Michèle Lowrie is the Andrew W. Mellon Distinguished Service Professor of Classics and the college at the University of Chicago. She is a specialist in Roman literature and political thought.

== Education ==
Lowrie completed a bachelor's degree at Yale University in 1984, followed by a PhD at Harvard University in 1990. Her doctoral thesis was entitled 'Horace's Lyric Exempla' and she was supervised by Richard Tarrant.

== Career ==
Lowrie began teaching at New York University in 1990 after the completion of her doctorate, as Assistant and Associate Professor of Classics. She was awarded a Presidential Fellowship by the university while writing her first monograph, Horace's Narrative Odes.

During the period of 2000–2001, she was a member of the Institute for Advanced Study in Princeton and held the Burkhardt Fellowship from the American Council of Learned Societies. This was while she was working on Writing, Performance, and Authority in Augustan Rome (published 2009). In late 2005, she held a visiting research professorship at the Warburg-Haus in Hamburg.
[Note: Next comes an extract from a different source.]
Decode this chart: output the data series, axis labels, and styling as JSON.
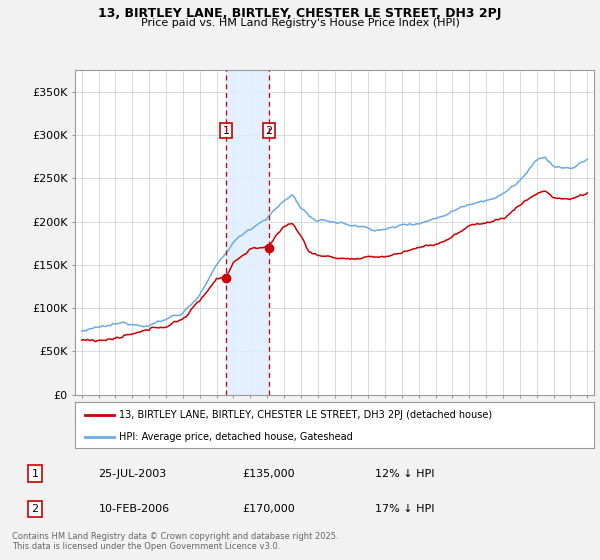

She moved to the University of Chicago in 2009. She held a fellowship at the Research Center for Cultural Theory and Theory of the Political Imaginary at the University of Konstanz in 2010–11, and visited the Center for Advanced Studies at LMU Munich in 2012, 2013, 2014, and 2018 to collaborate with Barbara Vinken on a book entitled Civil War and the Collapse of the Social Bond: The Roman Tradition at the Heart of the Modern, which came out in 2022.

Lowrie was granted a Loeb Classical Library fellowship and made the Dirk Ippen Fellow for spring 2016 at the American Academy in Berlin, while working on a project entitled 'Safety, Security, and Salvation in Roman Political Thought,' which explored the Roman origins of concepts like national security or emergency and their relationships with societal values. She also gave the J.H. Gray Lectures at the University of Cambridge in 2018.

While completing her book project on security as a Roman metaphor, Lowrie was awarded a National Endowment for the Humanities Fellowship in the 2018-19 cycle, during which she also held an Institute for Advanced Study Fellowship at St. Aidan's College, Durham University in spring 2019.

== Selected publications ==

- Horace's Narrative Odes (1997). Oxford: Clarendon Press.
- Writing, Performance and Authority in Augustan Rome (2009). Oxford: Oxford University Press.
- (ed.) Oxford Readings in Classical Studies: Horace, Odes and Epodes (2009). Oxford: Oxford University Press.
- (ed., with Susanne Lüdemann), Exemplarity and Singularity: Thinking through Particulars in Philosophy, Literature and Law (2015). London: Routledge.
- Civil War and the Collapse of the Social Bond: The Roman Tradition at the Heart of the Modern, jointly authored with Barbara Vinken (2022). Cambridge: Cambridge University Press.